In Honor Of Labor Day, I’m Taking The Day Off From Work And Talking About Work Instead
Gerard at American Digest hit me with one of those Internet chain-letter chores the other day. As is my wont, I’m late in responding and refuse to cooperate. I’m supposed to list all the jobs I’ve had. I’m not sure I could if I wanted to and I don’t.
I’m afraid of Gerard, so I have to say something. Gerard is one of the very few people that are actual writers on the Intertunnel. Between quixotic ramblings and bizarre pictures of women not always wearing all their clothes, he’ll toss off an essay, which in my narcissism I assume is done simply to remind the web that Sippican Cottage is the second-best writer in the world, and no better. He is, as my father calls it: Full of life.

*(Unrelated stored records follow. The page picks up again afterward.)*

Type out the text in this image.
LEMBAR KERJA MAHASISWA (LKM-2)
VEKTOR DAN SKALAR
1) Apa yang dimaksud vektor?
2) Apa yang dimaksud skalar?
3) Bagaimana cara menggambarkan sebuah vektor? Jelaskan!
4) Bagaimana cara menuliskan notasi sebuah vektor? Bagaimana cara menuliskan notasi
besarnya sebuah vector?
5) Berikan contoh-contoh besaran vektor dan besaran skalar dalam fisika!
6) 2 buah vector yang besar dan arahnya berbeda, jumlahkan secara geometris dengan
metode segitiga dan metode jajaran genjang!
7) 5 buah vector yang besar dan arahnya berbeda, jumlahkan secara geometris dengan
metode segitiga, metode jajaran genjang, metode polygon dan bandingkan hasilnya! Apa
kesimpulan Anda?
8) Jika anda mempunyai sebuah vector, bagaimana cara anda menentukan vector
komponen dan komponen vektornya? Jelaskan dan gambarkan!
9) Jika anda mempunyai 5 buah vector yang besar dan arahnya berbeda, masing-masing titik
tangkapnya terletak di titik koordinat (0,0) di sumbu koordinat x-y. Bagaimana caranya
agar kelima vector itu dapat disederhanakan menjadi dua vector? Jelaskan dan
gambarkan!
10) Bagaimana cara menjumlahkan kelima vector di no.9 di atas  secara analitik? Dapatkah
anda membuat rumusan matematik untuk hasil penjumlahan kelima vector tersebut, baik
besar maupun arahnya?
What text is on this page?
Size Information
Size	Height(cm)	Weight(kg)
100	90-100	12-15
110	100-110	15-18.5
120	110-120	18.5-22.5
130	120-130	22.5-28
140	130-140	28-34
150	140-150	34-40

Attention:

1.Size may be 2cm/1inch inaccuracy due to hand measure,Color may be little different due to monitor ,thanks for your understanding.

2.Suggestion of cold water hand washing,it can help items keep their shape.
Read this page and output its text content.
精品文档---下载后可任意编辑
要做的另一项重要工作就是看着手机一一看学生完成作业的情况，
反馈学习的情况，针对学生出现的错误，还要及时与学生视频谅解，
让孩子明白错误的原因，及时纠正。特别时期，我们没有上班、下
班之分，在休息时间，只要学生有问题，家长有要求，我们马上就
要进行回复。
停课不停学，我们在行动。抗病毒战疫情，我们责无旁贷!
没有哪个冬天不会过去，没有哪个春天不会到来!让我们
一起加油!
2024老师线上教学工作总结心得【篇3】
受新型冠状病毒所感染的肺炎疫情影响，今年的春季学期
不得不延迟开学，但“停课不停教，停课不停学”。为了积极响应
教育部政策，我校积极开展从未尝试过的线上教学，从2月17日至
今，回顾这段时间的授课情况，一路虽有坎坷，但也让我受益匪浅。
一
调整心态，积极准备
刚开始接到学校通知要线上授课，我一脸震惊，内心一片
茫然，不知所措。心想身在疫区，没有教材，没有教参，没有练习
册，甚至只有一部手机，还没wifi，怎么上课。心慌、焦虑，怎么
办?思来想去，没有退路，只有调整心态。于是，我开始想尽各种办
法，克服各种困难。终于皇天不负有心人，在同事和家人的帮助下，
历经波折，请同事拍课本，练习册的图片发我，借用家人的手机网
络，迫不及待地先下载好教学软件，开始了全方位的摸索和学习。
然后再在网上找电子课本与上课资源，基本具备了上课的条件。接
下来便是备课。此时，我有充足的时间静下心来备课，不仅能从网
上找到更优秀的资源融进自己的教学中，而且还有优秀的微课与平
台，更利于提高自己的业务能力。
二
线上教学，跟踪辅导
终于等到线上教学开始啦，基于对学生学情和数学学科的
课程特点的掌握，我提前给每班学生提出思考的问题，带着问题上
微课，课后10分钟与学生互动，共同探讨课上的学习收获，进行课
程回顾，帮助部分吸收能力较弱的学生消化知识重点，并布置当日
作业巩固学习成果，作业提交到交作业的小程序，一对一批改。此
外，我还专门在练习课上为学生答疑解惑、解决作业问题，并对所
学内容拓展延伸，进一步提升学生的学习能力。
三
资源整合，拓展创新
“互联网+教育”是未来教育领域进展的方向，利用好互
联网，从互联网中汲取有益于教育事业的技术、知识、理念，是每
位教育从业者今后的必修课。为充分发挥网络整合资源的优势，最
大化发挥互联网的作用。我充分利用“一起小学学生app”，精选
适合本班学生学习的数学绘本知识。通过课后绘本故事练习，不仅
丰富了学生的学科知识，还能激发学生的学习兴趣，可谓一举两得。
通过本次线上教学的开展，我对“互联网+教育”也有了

I’m full of other things. But if I wrote down all the things I’ve done for work no one would believe me so there’s no point. I’ve chopped sugar cane in Central America and taught Frisbee in Framingham and many points between. If I exaggerated one iota you’d think I was Baron Munchausen.
Another person who writes things I want to read is the Barrister at Maggie’s Farm. He writes in a spare, avuncular style I like, like many of his co-bloggers there. They are calm people and I like calm because I am mercurial.
The Barrister displays a hallmark of the truly intelligent. He is curious about quotidian things. He wrote about the lowly thermocouple today, because a problem with his water heater caused him to discover it.
I think he’s misdiagnosing his problem, or had it explained imperfectly to him; if the thermocouple breaks it never tells the machinery that the water has gone cold, or tells it it’s magma hot and turns it off even though it isn’t. The pilot light goes out out of boredom, I guess. But the detail is not important.
So I’ll respond to Gerard who’s no doubt lost interest, and to the Barrister though no response was asked for: You two can’t name a job I haven’t done. I’ve made thermocouples. Thousands and thousands of them. I’ll describe one job I had, instead of listing all of them.
I needed a job, bad, in LA, 1980-ish. I moved there with next to no money and no plan. I was only old enough to drink because they hadn’t changed the law yet. I’d had a dozen jobs or more already. No one was hiring nobody for nothing nohow. If I see another person compare today’s economy to the Depression I’m going to show them a picture of 1979. When a mortgage on a house reaches 17%, unemployment is right around 30% in the construction industry, and inflation looks like it’s going to touch 20, you get back to me. Car companies did more than just talk about going bankrupt back then.
I was sleeping on the couch in an apartment shared by two girls, neither of which I knew then or know now. You can distill painful shyness into a kind of brazenness if you try real hard.
The only job opening I could find was a classified for a welder. I had welded under a microscope before, so I was prepared to say I was qualified. A ship in a bottle is still a ship, right?
I drove 66 miles dead east from LA to get there. Outside the place looked like Ingsoc owned it, and inside it looked like Beelzebub was renting it. Medieval. A metal corrugated roof in the desert. The concrete block walls could just barely hold in the amount of crazy required to be a welder in there.
It was a terrible job and the pay was about the same as begging in Calcutta or maybe a dental assistant in England. There were — I remember because they told me– 135 people there that day applying for the job. There was a person sitting on every horizontal surface you could see making out an application. I was the only one wearing a suit and holding a resume. They took me out of the scrum, up the stairs, gave me the man what are you doing here act.
I lied. I lied like a politician. I lied like an infomercial. I lied like four hundred sermons played backwards. You bet I can weld your thermocouples. They sent 135 people away that very minute.